Ja, ich halte KCD für das beste Spiel seit Jahren. Ja, ich halte den aktuellen Hype um das Spiel auf PCGames.de für gerechtfertigt. Aber all das ist lediglich meine persönliche Meinung.
Zur Information: Der Thread hier stellt lediglich ein Zwischenfazit nach 30 Spielstunden dar, da ich mit dem Spiel noch nicht durch bin.
Aber warum eigentlich?
Erstens sei gesagt: Es ist zweifelsohne korrekt, dass KCD Ecken und Kanten hat. Und davon jede Menge.
1. Die Performance bricht gern mal ein.
2. Die CPU-Last in Städten ist exorbitant hoch.
3. Es gibt kleinere Bugs, die zwar in meinen Augen wenig stören, aber in der Summe doch sehr auffällig sind.
4. Das Kampfsystem ist fraglos wenig einsteigerfreundlich und unpräzise.
5. Die Animationen, insbesondere in Dialogen, sind steif und alles andere als zeitgemäß. Selbst The Witcher 3 hat das besser hinbekommen und auch da nicht perfekt.

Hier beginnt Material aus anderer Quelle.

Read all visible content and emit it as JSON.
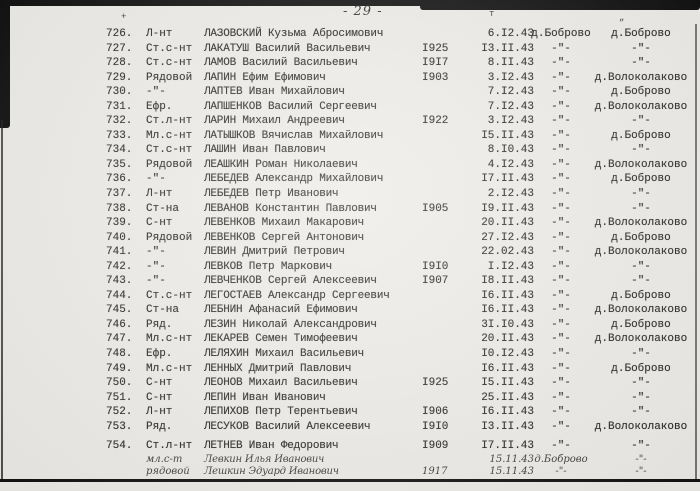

6. Das Speichersystem ist eine nette, innovative Idee ( ), aber in der Praxis einfach nicht zu gebrauchen.
Mal ganz davon abgesehen, dass das Spiel alles andere als massentauglich ist und mit seinem etwas sperrigen Gameplay den ein oder anderen Spieler vor den Kopf stoßen könnte. Es ist kein Spiel, das man sich zwischendurch mal rein pfeift. Man braucht definitiv Zeit. Und Belohnungen? Wirklich interessante Orte, Items etc., wie man sie z.B. in Skyrim findet? Fehlanzeige. Für Quests gibt es Geld und das einzig "wertvolle", was ich beim Erforschen der Welt gefunden habe, war eine ziemlich gute Rüstung eines Magdeburger Ritters, die irgendwo versteckt im Wald lag (wie auch immer die da hingekommen ist). Den Rest verkauft man eben.
Eigentlich sind das alles Dinge, die einen Spieler durchaus zurecht vom Kauf abhalten könnten.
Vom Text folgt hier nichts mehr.